The hummingbird seemed to understand and he zipped away. I refocused my attention on the battle before me and saw that one more penguin had fallen but only one gingerbread man remained. I couldn’t see the corpses of the other two but realized that if a pastry is exploded, there’s little more than just flour and powder left behind.

Looking behind myself again, I saw the powdered stains on the grimy brick wall and shuddered. The hummingbird zipped in again and said that there might be a way for me to get back home, if I was willing to brave the battles. I said I would. The penguins were astonished to discover me and the gingerbread man escaped into the darkness of an alley.

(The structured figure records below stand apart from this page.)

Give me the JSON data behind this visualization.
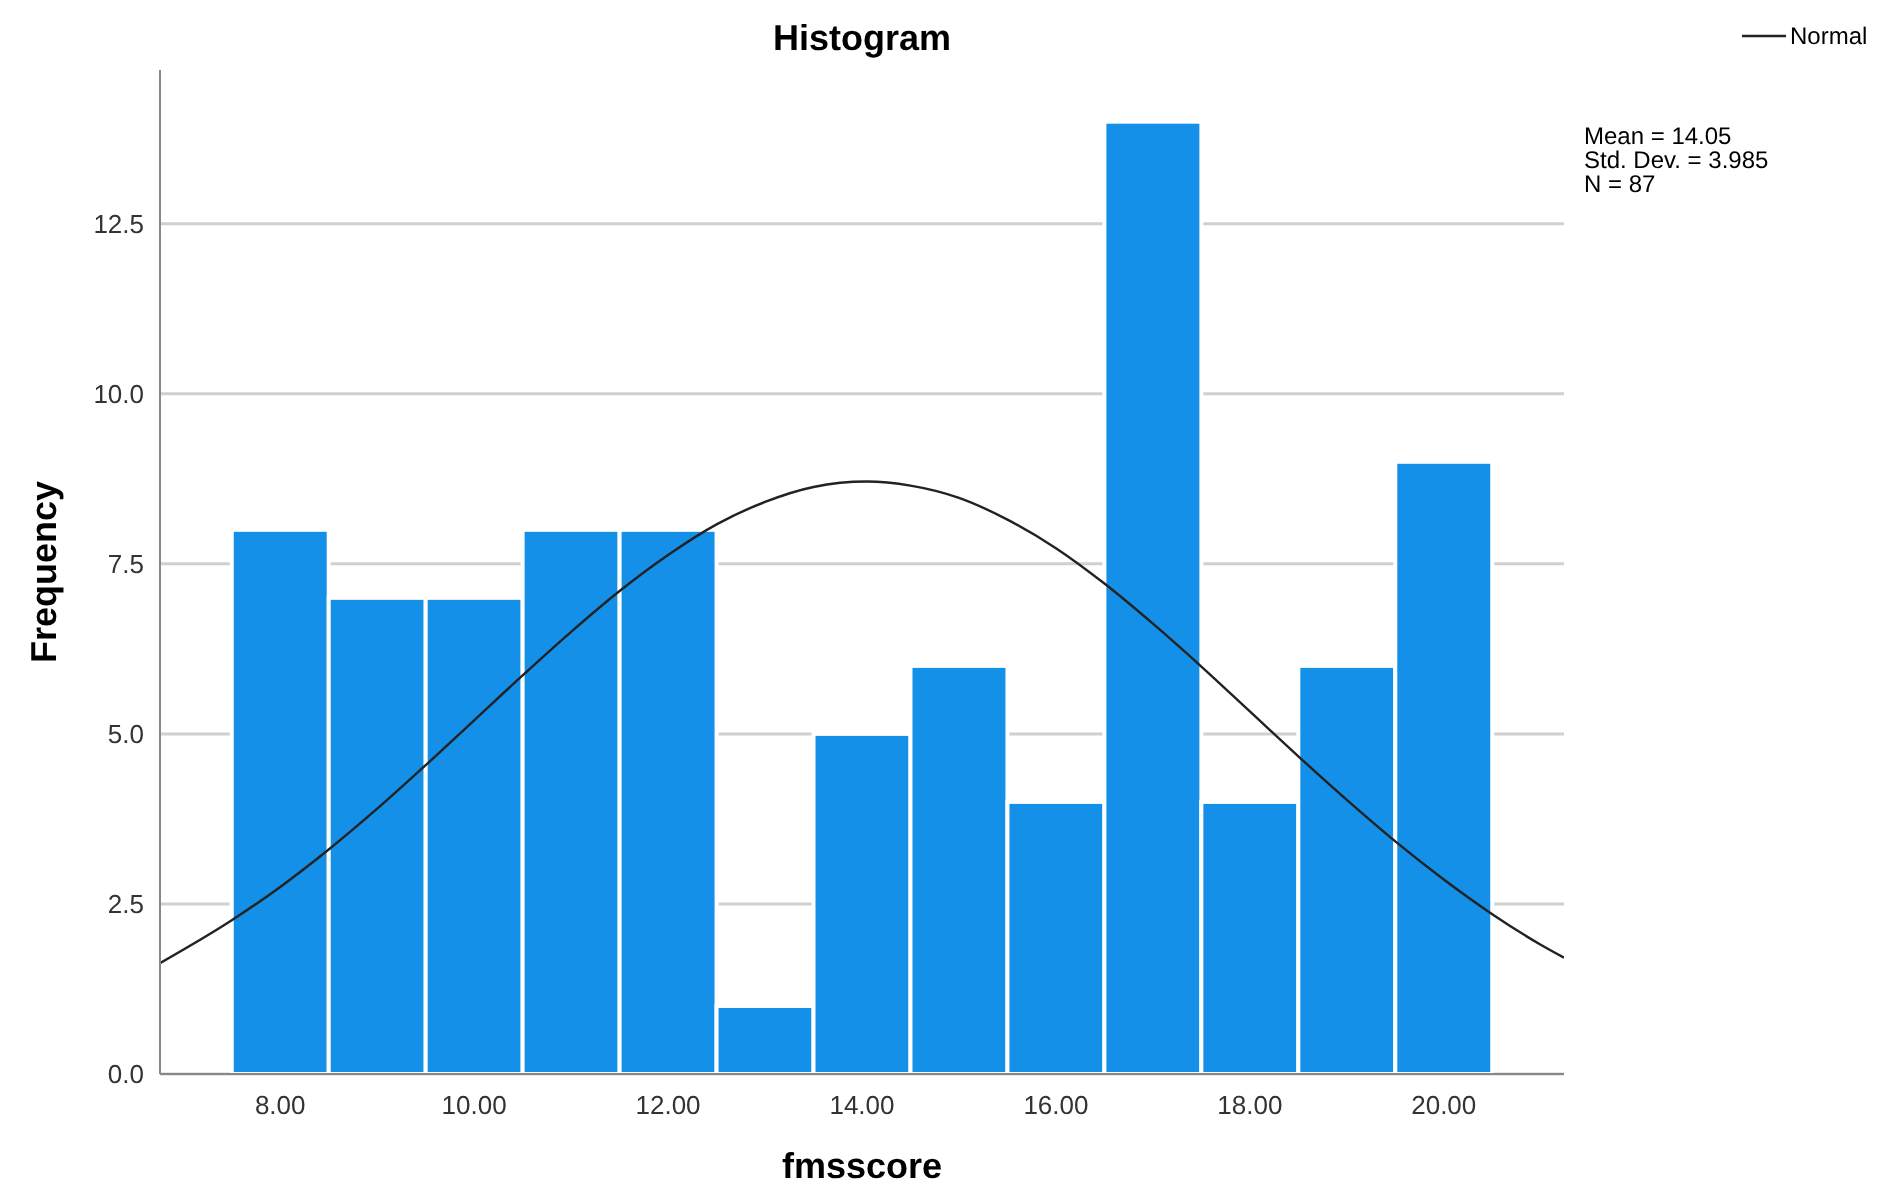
{
  "chart_data": {
    "type": "histogram",
    "title": "Histogram",
    "xlabel": "fmsscore",
    "ylabel": "Frequency",
    "bins": [
      7.5,
      8.5,
      9.5,
      10.5,
      11.5,
      12.5,
      13.5,
      14.5,
      15.5,
      16.5,
      17.5,
      18.5,
      19.5,
      20.5
    ],
    "values": [
      8,
      7,
      7,
      8,
      8,
      1,
      5,
      6,
      4,
      14,
      4,
      6,
      9
    ],
    "color": "#1490e8",
    "series": [
      {
        "type": "line",
        "name": "Normal",
        "color": "#222222",
        "x": [
          6.76,
          7.5,
          8,
          8.5,
          9,
          9.5,
          10,
          10.5,
          11,
          11.5,
          12,
          12.5,
          13,
          13.5,
          14.05,
          14.5,
          15,
          15.5,
          16,
          16.5,
          17,
          17.5,
          18,
          18.5,
          19,
          19.5,
          20,
          20.5,
          21,
          21.24
        ],
        "values": [
          1.63,
          2.26,
          2.75,
          3.3,
          3.9,
          4.54,
          5.2,
          5.86,
          6.5,
          7.1,
          7.63,
          8.08,
          8.41,
          8.63,
          8.71,
          8.65,
          8.47,
          8.15,
          7.73,
          7.21,
          6.62,
          5.99,
          5.33,
          4.67,
          4.03,
          3.42,
          2.86,
          2.35,
          1.9,
          1.71
        ]
      }
    ],
    "xlim": [
      6.76,
      21.24
    ],
    "ylim": [
      0,
      14.76
    ],
    "xticks": [
      {
        "value": 8,
        "label": "8.00"
      },
      {
        "value": 10,
        "label": "10.00"
      },
      {
        "value": 12,
        "label": "12.00"
      },
      {
        "value": 14,
        "label": "14.00"
      },
      {
        "value": 16,
        "label": "16.00"
      },
      {
        "value": 18,
        "label": "18.00"
      },
      {
        "value": 20,
        "label": "20.00"
      }
    ],
    "yticks": [
      {
        "value": 0,
        "label": "0.0"
      },
      {
        "value": 2.5,
        "label": "2.5"
      },
      {
        "value": 5,
        "label": "5.0"
      },
      {
        "value": 7.5,
        "label": "7.5"
      },
      {
        "value": 10,
        "label": "10.0"
      },
      {
        "value": 12.5,
        "label": "12.5"
      }
    ],
    "grid": "y",
    "legend": "top right",
    "marker": "none",
    "line_style": "solid",
    "annotations": [
      "Mean = 14.05",
      "Std. Dev. = 3.985",
      "N = 87"
    ]
  }
}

I asked the penguins and hummingbird how I might find a wormhole back home and they said they’d lead me to their director’s office and, with any luck, a functioning wormhole.

As we walked, I saw many more strange and horrible sites: seagulls pecking at stray pieces of cake, donuts strangling crows, pelicans dropping éclairs from on high, and a great bald eagle stabbed through the heart with a baget.

The Birds protected me from various forms of Bread that tried to eat me and I knew terror when I saw a gingerbread man as big as myself be taken down by a flock of finches. But not without casualties.

The Birds explained that we were near the director’s office when I heard an explosion behind me. I hit the ground and looked behind to see an enormous wedding cake throwing its weight around the street and destroying everything it touched. I started to cry and the Birds told me to man up and run for cover. I did just that, bolting for the alley as a line of tiny gingerbread men had strung a line between us and the office.

In the alley, I tripped over a box and, when I got up, there were no cries. I turned around and saw a normal, busy street just outside. I can only assume I had hit another wormhole but I’m glad I escape the battles between the Birds and the Breads.